Live album by Martha Munizzi
- Released: April 1, 2008
- Genre: CCM
- Length: 72:38
- Label: Say the Name

Martha Munizzi chronology
| No Limits: Live (2006) | Change the World (2008) | Make It Loud (2011) |

= Change the World (Martha Munizzi album) =

Change the World is a live album from Christian singer Martha Munizzi. The album was released on April 1, 2008.

Professional ratings
Review scores
| Source | Rating |
| AllMusic |  |

== Track listing ==

All songs written by Israel Houghton, Aaron Lindsey, and Martha Munizzi, except where noted.
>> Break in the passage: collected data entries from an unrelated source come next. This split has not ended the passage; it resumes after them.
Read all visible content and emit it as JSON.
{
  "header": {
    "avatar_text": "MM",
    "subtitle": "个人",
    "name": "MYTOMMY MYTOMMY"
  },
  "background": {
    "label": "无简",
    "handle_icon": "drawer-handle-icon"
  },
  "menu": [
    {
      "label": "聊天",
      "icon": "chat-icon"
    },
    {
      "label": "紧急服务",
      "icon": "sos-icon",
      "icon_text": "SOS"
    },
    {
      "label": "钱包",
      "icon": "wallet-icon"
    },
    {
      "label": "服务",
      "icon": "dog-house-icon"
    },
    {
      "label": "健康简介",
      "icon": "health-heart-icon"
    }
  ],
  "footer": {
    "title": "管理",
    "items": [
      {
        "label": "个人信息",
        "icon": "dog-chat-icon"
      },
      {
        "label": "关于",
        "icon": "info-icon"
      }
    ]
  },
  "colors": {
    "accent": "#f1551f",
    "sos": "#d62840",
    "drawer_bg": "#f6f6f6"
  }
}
• 01. — "Invincible God" — 04:54

• 02. — "Invincible — Overture" — 00:47

• 03. — "Nothing Can Separate Me" (Lindsey) — 04:15

• 04. — "Dance" — 04:33

• 05. — "Dance" (Reprise) (Feat. Ricardo Sanchéz) — 03:17

• 06. — "Favor Of God" (Lindsey, Rowsey) — 05:20

• 07. — "Favor Of God" (Reprise) (Lindsey, Rowsey) — 03:24

• 08. — "Spoken Word — Interlude" — 01:37

• 09. — "More Than Enough" (Houghton, Munizzi) — 06:57

• 10. — "Wrap Me In Your Arms" (Gungor) — 07:29

• 11. — "Jesus Loves Me" (Anna Bartlett Warner) — 00:47

• 12. — "Forever Always" (Lindsey, Munizzi) — 04:11

• 13. — "I Receive Your Love" — 04:58

• 14. — "The King" — 05:09

• 15. — "Habitation" — 08:39

• 16. — "Change The World" — 06:21

== Awards ==

Change the World won a Dove Award for Contemporary Gospel Album of the Year at the 40th GMA Dove Awards. The song "Favor of God" was also nominated for a Dove Award for Contemporary Gospel Recorded Song of the Year.

== Chart performance ==

The album peaked at #135 on Billboard 200, #6 on Billboard's Christian Albums, #4 on Billboard's Gospel Albums, and #17 on Billboard's Independent Albums. It spent 61 weeks on the Gospel Albums charts.